Ebo is not that well known in the United States because he has never toured here, and at crucial moments did not get the international renown achieved by his more flamboyant friend. But in his native Ghana and across Africa, and among aficionados globally of afrofunk and world music more broadly, he is recognized as one of the godfathers of late 20th century African music.
Put simply, there has never been a musician and artist quite like Ebo. As an artist, arranger, musician and producer he’s a combination of James Brown, Nile Rodgers and Quincy Jones: He not only created some of the greatest funk songs ever recorded but as much if not more than that, his genius as an arranger gave the signature sound to high life and afrobeat that was made famous by his one-time London roommate (from when they were both music students, in The early 1960s) Fela. And his funky guitar brought a percussive sound to the rhythm section that didn’t exist before.
His work as an in-house arrangement producer for the Essiebons label, And even before that with classic high life bands like the stargazers and the Broadway dance band he helped define the equivalent of the Motown sound in the US across West Africa. Indeed, Ebo’s work as an arranger is as legendary for African music fans as Nelson Riddle or Billy Mays work was for Frank Sinatra.
But beyond his work as an arranger and session musician, his 1970s albums with singer Pat Thomas created a unique Ghanaian high life sound that was the perfect counterpoint to Fela’s harder Nigerian funk. Albums like Life Stories and Pelikans, Twer Nyame have all been reissued and joined by more recent albums in the last 15 years that brought him international acclaim and regular touring across Europe, as well as creating his own afrobeat academy in Berlin.

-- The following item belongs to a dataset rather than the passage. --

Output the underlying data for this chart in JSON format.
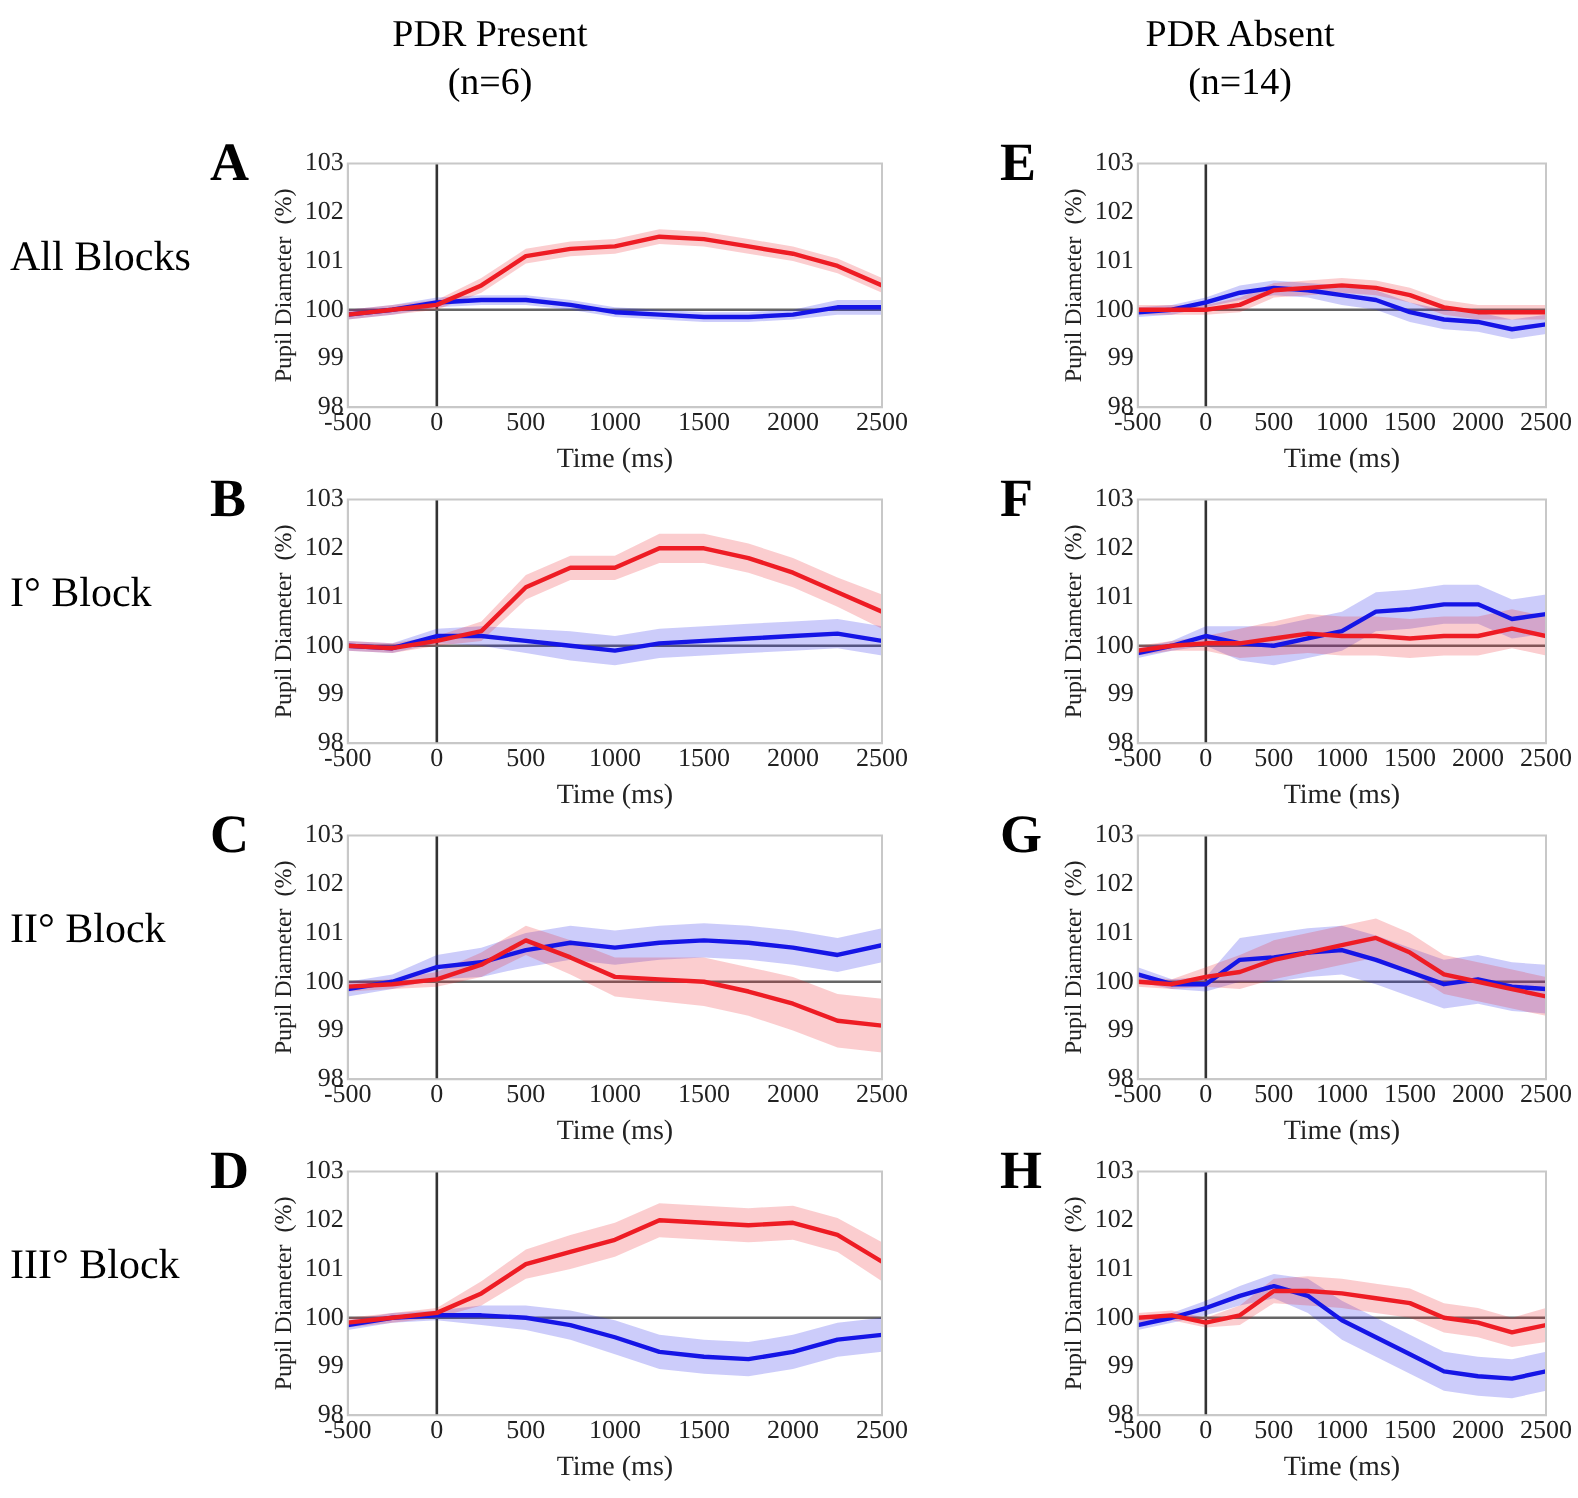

What’s more, Ebo is a walking encyclopedia of African music. His age means he has very few years to finally visit the US, a place where he has many fans including musicians and scholars of West African music who are very desirous of learning from him while he is there. Despite his age, he remains as sharp as ever and he remains devoted to mentoring younger musicians and sharing his knowledge of the history and musicology of African music with artists and the wider public alike.
Ebo has won numerous awards including a lifetime achievement awards from the Vodafone Ghana Music awards, the high life music awards, the Ghana Business awards, the music in Africa lifetime achievement awards. His ongoing musical output, as evidenced by his 2018 album Yen Ara, on the 60th anniversary of his work as a professional musician, demonstrate both his legacy and his ongoing capabilities. In particular, his unique and expert blending of both traditional Cape Coast music and his signature high life and funk sound, proves once again that he remains a force for innovation and musical progress as well as conserving tradition in Ghana and Africa more broadly. It is very hard to imagine the rise and immense popularity of afrobeats today, without the pioneering fusions of various Western and African styles that Ebo brought to the world. It’s no wonder then that he has been routinely profiled by the likes of CNN, NPR, and major music magazines and shows.
Let me close by saying that I was lucky enough to perform with Ebo and his band several times in the lead-up to the pandemic, including 2018 in Lagos and 2019 at the music in Africa Festival in Accra. I also have been in touch with him regularly during the pandemic years. I can say without a hint of doubt that he remains strong and vital and his ability to move a crowd as well as that of his highly skilled band, will be quite a treat for American audiences who have never had the chance to see him before.
I therefore close by again urging you to approve his application, and look forward finally to seeing him here in the United States.